A trans activist using the pseudonym ‘Melly Boom’ had tweeted in July asking Always why it was ‘imperative’ to have the sign on their sanitary products.

The tweet said: ‘There are non-binary and trans folks who still need to use your products too you know!’

Another activist, Ben Saunders – named young campaigner of the year by LGBT charity Stonewall in May after making a documentary about being transgender – contacted the sanitary pad makers in June with a similar complaint.

The Always marketing team replied with a comment that Saunders, 18, posted on Twitter, reading: ‘We are glad to inform you that as of December we will use a wrapper design without the feminine symbol.’
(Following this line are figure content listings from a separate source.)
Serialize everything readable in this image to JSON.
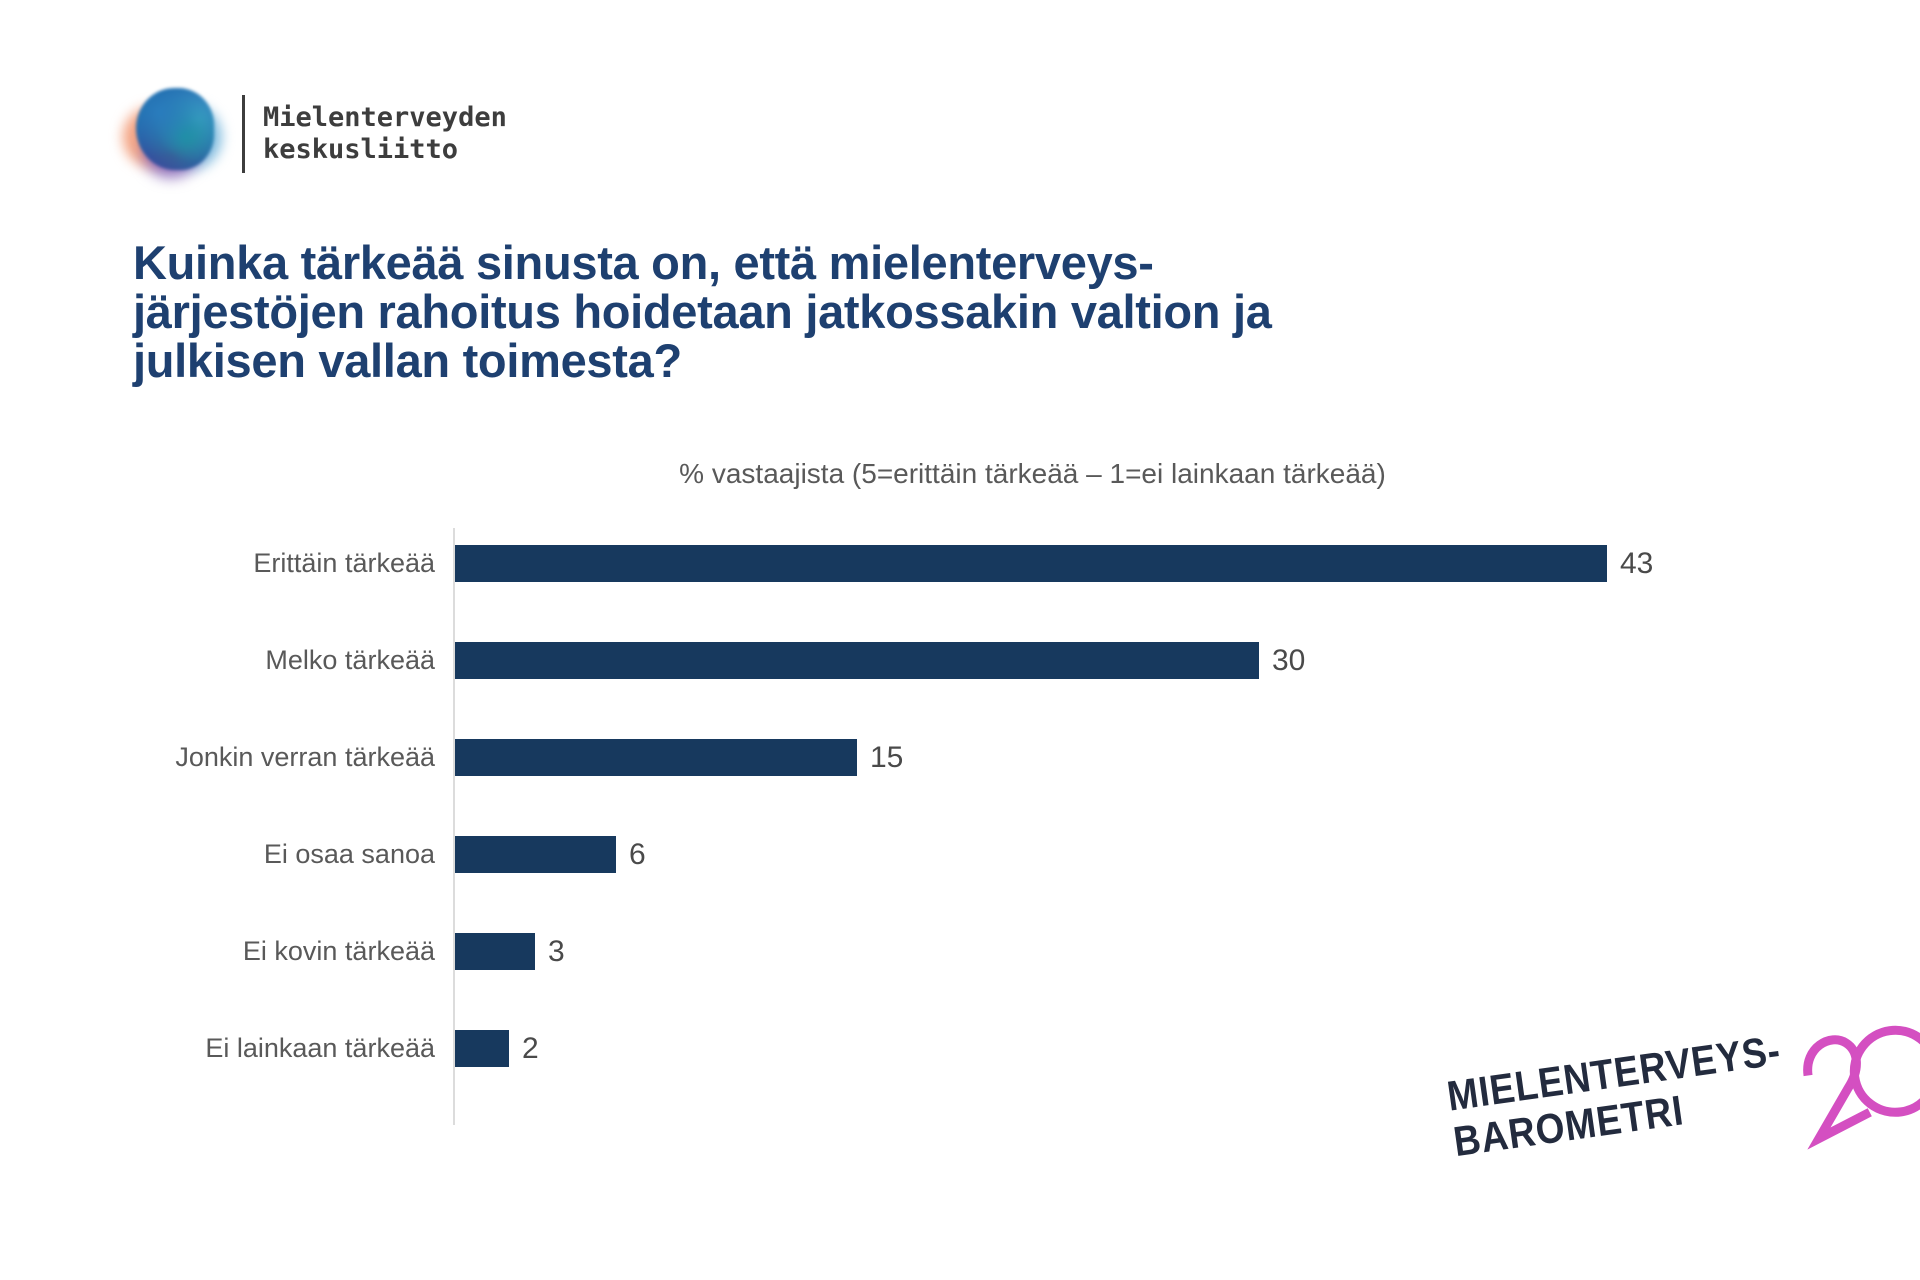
{
  "brand": {
    "name_line1": "Mielenterveyden",
    "name_line2": "keskusliitto"
  },
  "title": {
    "line1": "Kuinka tärkeää sinusta on, että mielenterveys-",
    "line2": "järjestöjen rahoitus hoidetaan jatkossakin valtion ja",
    "line3": "julkisen vallan toimesta?"
  },
  "chart_data": {
    "type": "bar",
    "orientation": "horizontal",
    "title": "% vastaajista (5=erittäin tärkeää – 1=ei lainkaan tärkeää)",
    "categories": [
      "Erittäin tärkeää",
      "Melko tärkeää",
      "Jonkin verran tärkeää",
      "Ei osaa sanoa",
      "Ei kovin tärkeää",
      "Ei lainkaan tärkeää"
    ],
    "values": [
      43,
      30,
      15,
      6,
      3,
      2
    ],
    "xlim": [
      0,
      43
    ],
    "grid": false,
    "legend": false,
    "value_labels": true,
    "bar_color": "#17395e",
    "label_color": "#595959",
    "value_color": "#4a4a4a",
    "axis_color": "#dcdcdc"
  },
  "footer_logo": {
    "line1": "MIELENTERVEYS-",
    "line2": "BAROMETRI",
    "number": "20",
    "number_color": "#d44fc1",
    "text_color": "#232b3e"
  },
  "colors": {
    "title_color": "#1e4070",
    "background": "#ffffff"
  }
}
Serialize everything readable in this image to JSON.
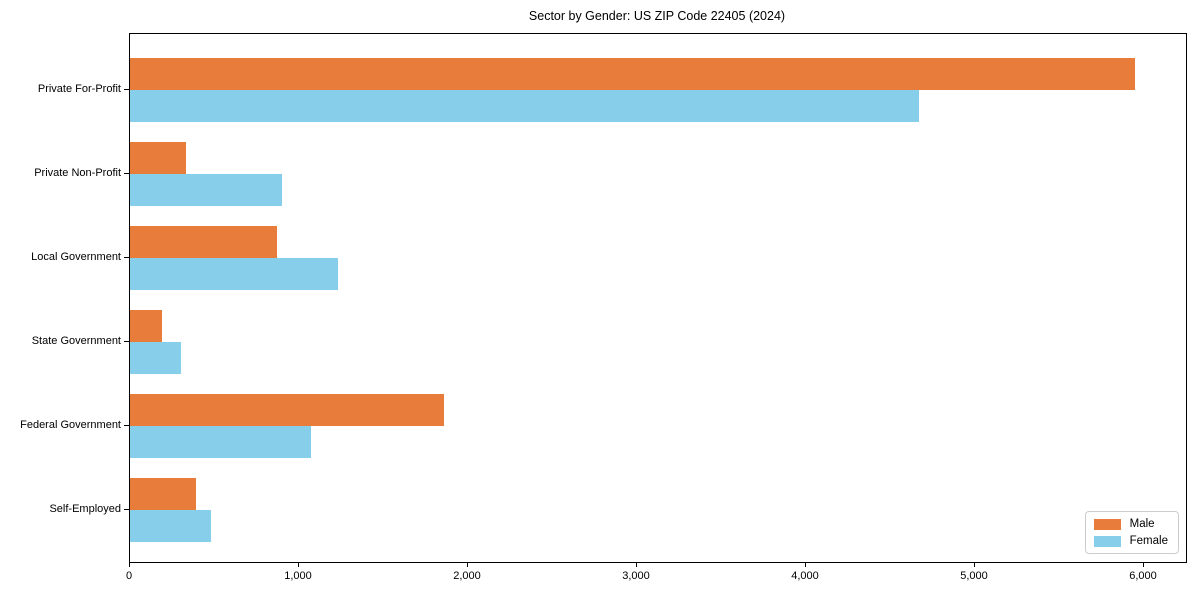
{
  "title": "Sector by Gender: US ZIP Code 22405 (2024)",
  "chart_data": {
    "type": "bar",
    "orientation": "horizontal",
    "title": "Sector by Gender: US ZIP Code 22405 (2024)",
    "xlabel": "",
    "ylabel": "",
    "categories": [
      "Private For-Profit",
      "Private Non-Profit",
      "Local Government",
      "State Government",
      "Federal Government",
      "Self-Employed"
    ],
    "series": [
      {
        "name": "Male",
        "color": "#e87d3b",
        "values": [
          5950,
          330,
          870,
          190,
          1860,
          390
        ]
      },
      {
        "name": "Female",
        "color": "#87ceeb",
        "values": [
          4670,
          900,
          1230,
          300,
          1070,
          480
        ]
      }
    ],
    "xlim": [
      0,
      6250
    ],
    "x_ticks": [
      0,
      1000,
      2000,
      3000,
      4000,
      5000,
      6000
    ],
    "x_tick_labels": [
      "0",
      "1,000",
      "2,000",
      "3,000",
      "4,000",
      "5,000",
      "6,000"
    ],
    "grid": false,
    "legend_position": "lower right",
    "legend_border_color": "#cccccc",
    "axis_color": "#000000"
  }
}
Sanitary pads without the feminine symbol on the wrapping are now expected to hit stores in January 2020. Procter & Gamble's decision to kowtow to a tiny, tiny fraction of population, however, has outraged women, who are now boycotting the brand.

Rest - https://pjmedia.com/trending/trans-activists-force-procter-gamble-to-remove-venus-symbol-from-sanitary-pads-packaging/

Elessar
10-20-2019, 07:03 PM
Do you think these people should have access to these hygiene products, yes or no?

That is their option, not the government's responsibility.

Grow up!

icansayit
10-20-2019, 07:18 PM
Do you think these people should have access to these hygiene products, yes or no?


Honestly speaking. It's not mine, nor your business whether they do, or don't have access to anything. Government should not be involved, in any way with our own...Personal Responsibilities. Anywhere.

This entire PERIOD thing is just another Excuse (IMO) for someone to find another reason to complain about common problems THAT WERE HANDLED privately...ever since the invention of PERSONAL HYGIENE products. Government has no business in it.

But then again. Those who believe Govt. is their only answer to everything...will disagree with me on this. AND Frankly. I DON'T CARE.

Elessar
10-20-2019, 08:21 PM
Honestly speaking. It's not mine, nor your business whether they do, or don't have access to anything. Government should not be involved, in any way with our own...Personal Responsibilities. Anywhere.

This entire PERIOD thing is just another Excuse (IMO) for someone to find another reason to complain about common problems THAT WERE HANDLED privately...ever since the invention of PERSONAL HYGIENE products. Government has no business in it.

But then again. Those who believe Govt. is their only answer to everything...will disagree with me on this. AND Frankly. I DON'T CARE.

Well said icansayit

Buy your own tampons, Noir. Do not depend in the government to do it, no matter the instance.

Elessar
10-20-2019, 08:24 PM
Do you think these people should have access to these hygiene products, yes or no?

Missed this.

Access on whose bill? The taxpayers first, or on the self?

Noir
10-21-2019, 03:41 AM
I would differentiate between the general public and those incarcerated or otherwise detained. In those latter instances, they are dependent on their caretakers and jailers to provide necessities.This IS a necessity for hygiene purposes.

100% agree, though no doubt there are some that don’t.


It’s not in this case a nanny state situation.

Paying for the products is one thing - paying a specified tax on those products (which I believe is the main issue of contention) is quite another.

Gunny
10-22-2019, 09:05 AM
Feminazi, agenda-driven bullshit. When is "Incontinence/Diaper Day"?

People that have enough time to sit around and put THIS kind of crap on the top of their agenda list need to be set adrift on a raft in the middle of the Pacific.